Earlier we presented one view on why gold is about to plunge. While that perspective was somewhat truncated, a report recently issued by Bank Of America's commodities team presents the case for gold at $1,500/ounce. As BACMLCFC observes, and agrees with other observations presented on Zero Hedge by both SocGen and by Jim Grant, "[d]uring the last decade we found that three variables alone could explain the fluctuations in the price of gold: risk, currency and commodity prices. In a nutshell, our analysis showed that gold is sometimes a currency, sometimes a commodity and sometimes a store of value. Of course, the elusive question will always be figuring out which market gold will track next." In essence, a detailed if longwinded report (get a cup of coffee now) to confirm that Paulson and Ackman will soon be much richer.
Gold Prices Continue To Move Towards $1,500/oz
The three stages of gold price appreciation
Departing from this analytic framework, we argued back in October 2008 that gold prices would move up to $1500/oz in three steps. The outburst of the credit crisis in August 2007 marked the start of the first stage where gold started to reflect the rising risk premia, rising from $650/oz to about $950/oz. The second stage of gold price appreciation, we argued well over a year ago, would primarily be about USD weakness and lack of confidence in fiat currencies. We argued that gold could break through $1200/oz in this second stage and strengthen against all currency crosses.
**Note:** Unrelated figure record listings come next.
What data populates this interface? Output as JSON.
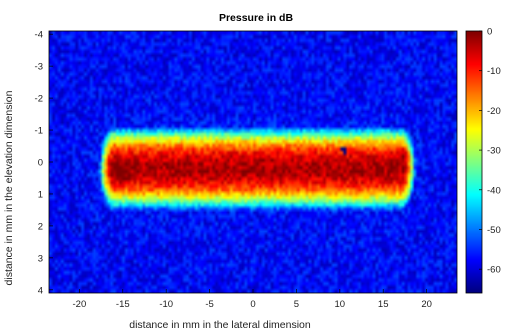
{
  "chart_data": {
    "type": "heatmap",
    "title": "Pressure in dB",
    "xlabel": "distance in mm in the lateral dimension",
    "ylabel": "distance in mm in the elevation dimension",
    "xlim": [
      -23.5,
      23.5
    ],
    "ylim": [
      -4.1,
      4.1
    ],
    "y_direction": "reversed (top = -4)",
    "x_ticks": [
      "-20",
      "-15",
      "-10",
      "-5",
      "0",
      "5",
      "10",
      "15",
      "20"
    ],
    "y_ticks": [
      "-4",
      "-3",
      "-2",
      "-1",
      "0",
      "1",
      "2",
      "3",
      "4"
    ],
    "colorbar": {
      "range": [
        -66,
        0
      ],
      "ticks": [
        "0",
        "-10",
        "-20",
        "-30",
        "-40",
        "-50",
        "-60"
      ],
      "colormap": "jet"
    },
    "regions": [
      {
        "name": "background",
        "value_db": -58
      },
      {
        "name": "beam",
        "x_range": [
          -17.5,
          18.5
        ],
        "y_range": [
          -1.1,
          1.5
        ],
        "peak_db": -3
      },
      {
        "name": "hotspot-left",
        "x": -15,
        "y": 0.3,
        "value_db": 0
      },
      {
        "name": "hotspot-right",
        "x": 17.5,
        "y": -0.2,
        "value_db": 0
      },
      {
        "name": "blue-speck",
        "x": 10.5,
        "y": -0.4,
        "value_db": -66
      }
    ],
    "grid": false
  }
}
The third and final stage will be driven, in our view, by a strong cyclical recovery in energy and commodity prices.
A weak dollar is now driving investors into gold
Our analysis shows that the recent rally in gold prices that started in April this year has mainly been about currency weakness, matching the second stage described in our October 2008 piece. Of course, many observers will argue that investor and central bank demand has been the main driver of gold prices for
some time (Chart 2). But this is the old traders' truism: prices go up because there are more buyers than sellers. The more critical question to understand whether a trend is sustainable is what drives that investor demand. In that sense, gold prices have rallied this year on the back of a weaker trade-weighted
USD (Chart 3).

The 2nd stage of higher gold prices is about USD weakness
Why are investors piling into gold? First and foremost, money is flowing into gold as investors seek to protect themselves from USD currency risk. Looking at daily gold spot returns and decomposing them into factors, we find that USD depreciation and currency risk have been important contributors to higher gold
prices (Table 4). Secondly, our analysis also suggests that changes in gold prices have been leading indicators of changes in 5Y breakeven inflation rates and in the USD yield curve slope (10Y-2Y) since April, suggesting that gold is really moving ahead of inflation expectations.
Decomposing the FX driven gold rally of 2009
In the most recent rally, some currencies have shown high correlation and high beta relative to gold prices since April (Chart 4). More specifically, EUR and CAD have shown the highest beta and correlation to gold, while KRW and JPY show some of the lowest in the last 8 months.